Supporting people to live healthier lives
Relatives and people were not involved in care plan reviews as they wished to be. One relative told us they requested a keyworker meeting, once arrange they attended. The relative requested and set the goal for their family member to be supported to walk around the home more often. The care plan was not revised with this information, the person was not supported with this and has now lost the ability to weight bear and walk.
Staff enquired with GP to support a person with a health issue, GP advised to take observations. The service is unable to evidence these were completed therefore further health concerns may be increased.
Records were not clear and lacked detail around health professionals visiting the home, numerous gaps were found in the records and outcomes were not documented from visits.
Monitoring and improving outcomes
Relatives and people have not been included in care plan reviews or offered surveys for feedback. One relative said “We are categorically not involved with care plans, we have been promised 3 times with (manager) and emailed (Nominated Individual) to gain access to the care plan, we have just gained access today and there are inaccuracies.”
Staff were unable to tell us about individuals pathways and how people were being supported with this.
Records were not always completed with end to end information, therefore systems were not effective in collating accurate information required for external health professionals. The provider did not carry out their own analysis of these records.
Consent to care and treatment
People told us that staff are kind and caring and respectful. One person said “They look after me”. People were not supported to be involved in their assessments around mental capacity.
Staff were observed to be gaining consent from people when support eating at lunchtime.
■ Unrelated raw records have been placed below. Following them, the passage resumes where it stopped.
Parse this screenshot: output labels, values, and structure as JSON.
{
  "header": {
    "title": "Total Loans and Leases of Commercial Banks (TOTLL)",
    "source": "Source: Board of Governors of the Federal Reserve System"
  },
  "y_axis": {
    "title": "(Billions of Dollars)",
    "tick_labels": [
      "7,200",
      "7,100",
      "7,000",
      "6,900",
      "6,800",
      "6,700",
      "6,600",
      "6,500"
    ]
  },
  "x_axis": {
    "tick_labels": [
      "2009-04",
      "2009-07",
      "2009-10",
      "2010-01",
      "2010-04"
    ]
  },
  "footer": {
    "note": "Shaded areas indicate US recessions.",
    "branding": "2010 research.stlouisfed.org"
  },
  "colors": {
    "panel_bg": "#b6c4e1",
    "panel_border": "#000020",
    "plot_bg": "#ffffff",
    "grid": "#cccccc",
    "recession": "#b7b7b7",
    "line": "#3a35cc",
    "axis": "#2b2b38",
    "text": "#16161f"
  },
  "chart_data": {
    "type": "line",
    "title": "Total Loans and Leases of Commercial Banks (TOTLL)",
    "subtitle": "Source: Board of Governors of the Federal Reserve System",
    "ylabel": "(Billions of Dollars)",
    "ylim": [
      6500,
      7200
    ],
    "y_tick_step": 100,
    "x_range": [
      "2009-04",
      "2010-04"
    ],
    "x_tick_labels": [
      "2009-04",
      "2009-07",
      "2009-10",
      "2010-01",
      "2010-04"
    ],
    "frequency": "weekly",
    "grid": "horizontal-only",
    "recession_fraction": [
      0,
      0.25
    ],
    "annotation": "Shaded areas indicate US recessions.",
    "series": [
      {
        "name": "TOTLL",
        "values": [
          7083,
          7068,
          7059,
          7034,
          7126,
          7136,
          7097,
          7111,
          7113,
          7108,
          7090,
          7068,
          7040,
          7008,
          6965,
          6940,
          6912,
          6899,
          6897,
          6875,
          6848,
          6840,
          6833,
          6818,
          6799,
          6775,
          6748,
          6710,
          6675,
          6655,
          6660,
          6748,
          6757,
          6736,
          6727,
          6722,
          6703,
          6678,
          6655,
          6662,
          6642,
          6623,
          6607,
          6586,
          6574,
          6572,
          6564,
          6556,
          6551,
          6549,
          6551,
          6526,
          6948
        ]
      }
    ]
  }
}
Staff told us they had received training in the Mental Capacity Act 2005 (MCA 2005). One staff member said “I feel confident in applying it and make sure I promote independence”. However we found mental capacity assessments to contain conflicting information around their abilities. We also found that assessments were completed within few minute of each other.
Mental capacity assessments did not meet the mental capacity act requirements. They did not evidence that information had been offered in an appropriate format for the individual and that more than one attempt had been made to support people to decide themselves. Relatives and people had not been included in this process. We found that mental capacity assessments have been completed at inappropriate times, that they had been completed within a few minutes of each other. For example, mental capacity assessments for ‘medicines administration’, ‘living at The Old Vicarage’ and ‘having routine checks’ were all completed in 13 minutes.